A reader named James asked if I had any opinion on tilt shift photography. I like it a lot when done skillfully. Miklos Gaal, Vincent Laforet, and Olivo Barbieri (see below) seem to be among the best practitioners largely because it seems integral to their vision. But when it’s just a gimmick to try and improve an otherwise dull picture it seems gratuitous.

Miklos Gaal

Vincent Laforet

Olivo Barberi


There was also a request for some helpful advice on how to price photographs. Here’s how I do it. Gather all relevant information. Is there any past pricing to go by? Does it seem right, high, or low?

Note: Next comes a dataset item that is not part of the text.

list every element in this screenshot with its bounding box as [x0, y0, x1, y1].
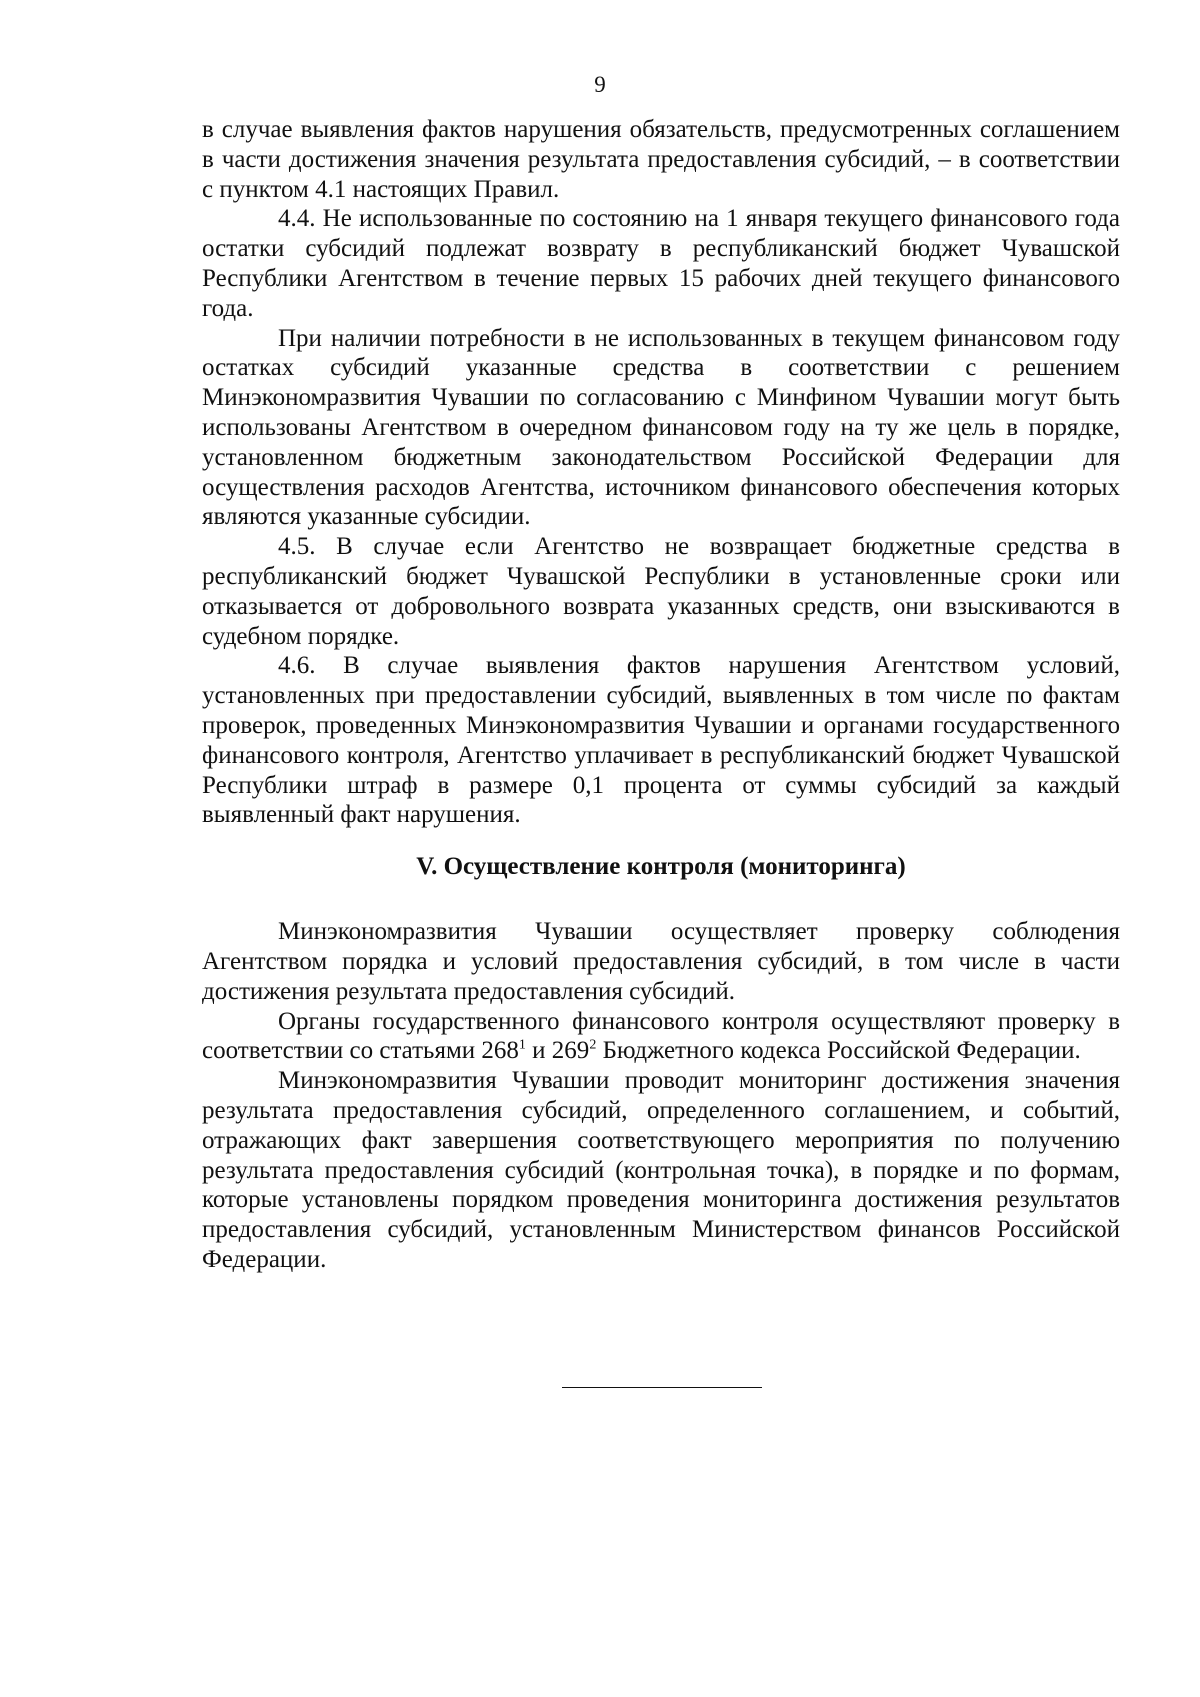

If there’s no direct relevant information look for something similar or equivalent. Is the picture a large scale small edition print or a small scale open edition print? What is the cost of production?

Are you selling directly or through or a dealer. I would say that a reasonably made print of a good image by a serious photographer shouldn’t go for less than $500. The current record for a contemporary piece is in the seven figures but that’s a limited edition print, a signature piece, by a renowned artist. (We’re talking the Prince, Struth, Gursky class here.) So there’s a big range. Depending on your personal philosophy (and financial situation), you can decide whether to err on the side of underpricing or overpricing – but if you trust your gut you’ll probably come up with the right price. The one piece of pricing advice I always give to photographers is: don’t be afraid to sell out an edition. First, it rarely happens. Secondly, if it does you’re a success! Thirdly, you should always have your artist’s proof. And lastly, if you’re any good, there should always be more sale-worthy images in the pipeline.


A good response from readers sending in their own Taos photographs:

Here and below - two ironic views taken by Robert Wright showing how it is today.

This from "The Cool Sisters".

David Gardner focused on a side door.

Mark Harmel found a nice play of shadow and form.